Sucede que Uzbekistán, por seguir con el mismo ejemplo, tiene frontera con Afganistán. Ya sabemos lo que ocurre allí (¿lo sabemos realmente?), así que en principio suena a peligroso. Sin embargo, la realidad es que el país uzbeko resulta de lo más tranquilo y apacible. También silencioso. ¿Por qué? Posiblemente porque hay Policía cada pocos metros, incluso una patrulla en todas las bocas de metro de Tashkent (está prohibido tirar fotos dentro). ¿Estado policial? “Bueno, sabemos que si alguien critica públicamente al Gobierno se puede meter en líos. Y tenemos claro cómo se llama eso, no somos incautos. No obstante, mira a tu alrededor… ¿Ves algún problema de seguridad? Lo de los atentados pasa en Francia, Bélgica, esos sitios. No aquí. Mi casa tiene las puertas abiertas y los niños pueden jugar en la calle. ¿Cuánto vale eso?”. La reflexión pertenece a un vecino cualquiera que me ha convidado a un vodka en el salón de su domicilio. Señalemos también que papá Putin tutela toda la región.
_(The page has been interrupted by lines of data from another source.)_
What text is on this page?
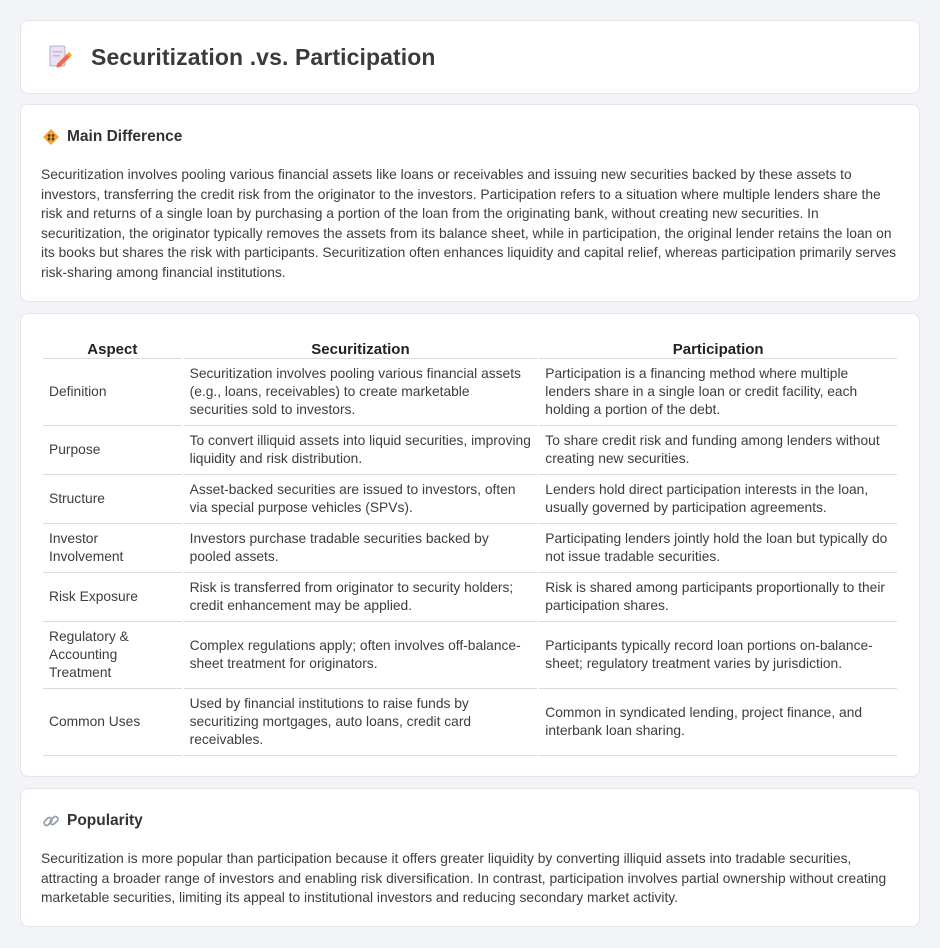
Securitization .vs. Participation
Main Difference

Securitization involves pooling various financial assets like loans or receivables and issuing new securities backed by these assets to investors, transferring the credit risk from the originator to the investors. Participation refers to a situation where multiple lenders share the risk and returns of a single loan by purchasing a portion of the loan from the originating bank, without creating new securities. In securitization, the originator typically removes the assets from its balance sheet, while in participation, the original lender retains the loan on its books but shares the risk with participants. Securitization often enhances liquidity and capital relief, whereas participation primarily serves risk-sharing among financial institutions.

Aspect	Securitization	Participation
Definition	Securitization involves pooling various financial assets (e.g., loans, receivables) to create marketable securities sold to investors.	Participation is a financing method where multiple lenders share in a single loan or credit facility, each holding a portion of the debt.
Purpose	To convert illiquid assets into liquid securities, improving liquidity and risk distribution.	To share credit risk and funding among lenders without creating new securities.
Structure	Asset-backed securities are issued to investors, often via special purpose vehicles (SPVs).	Lenders hold direct participation interests in the loan, usually governed by participation agreements.
Investor Involvement	Investors purchase tradable securities backed by pooled assets.	Participating lenders jointly hold the loan but typically do not issue tradable securities.
Risk Exposure	Risk is transferred from originator to security holders; credit enhancement may be applied.	Risk is shared among participants proportionally to their participation shares.
Regulatory & Accounting Treatment	Complex regulations apply; often involves off-balance-sheet treatment for originators.	Participants typically record loan portions on-balance-sheet; regulatory treatment varies by jurisdiction.
Common Uses	Used by financial institutions to raise funds by securitizing mortgages, auto loans, credit card receivables.	Common in syndicated lending, project finance, and interbank loan sharing.
Popularity

Securitization is more popular than participation because it offers greater liquidity by converting illiquid assets into tradable securities, attracting a broader range of investors and enabling risk diversification. In contrast, participation involves partial ownership without creating marketable securities, limiting its appeal to institutional investors and reducing secondary market activity.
La pregunta que queda latente en el aire es: ¿Realmente se puede combatir el radicalismo desde un sistema democrático cosido con veinte filtros de control o se necesita un régimen con tics dictatoriales para saltarse lo que sea y ser realmente efectivo en la defensa de la sociedad civil? Miro a un chiquillo que me da las gracias por devolverle la pelota y lo medito.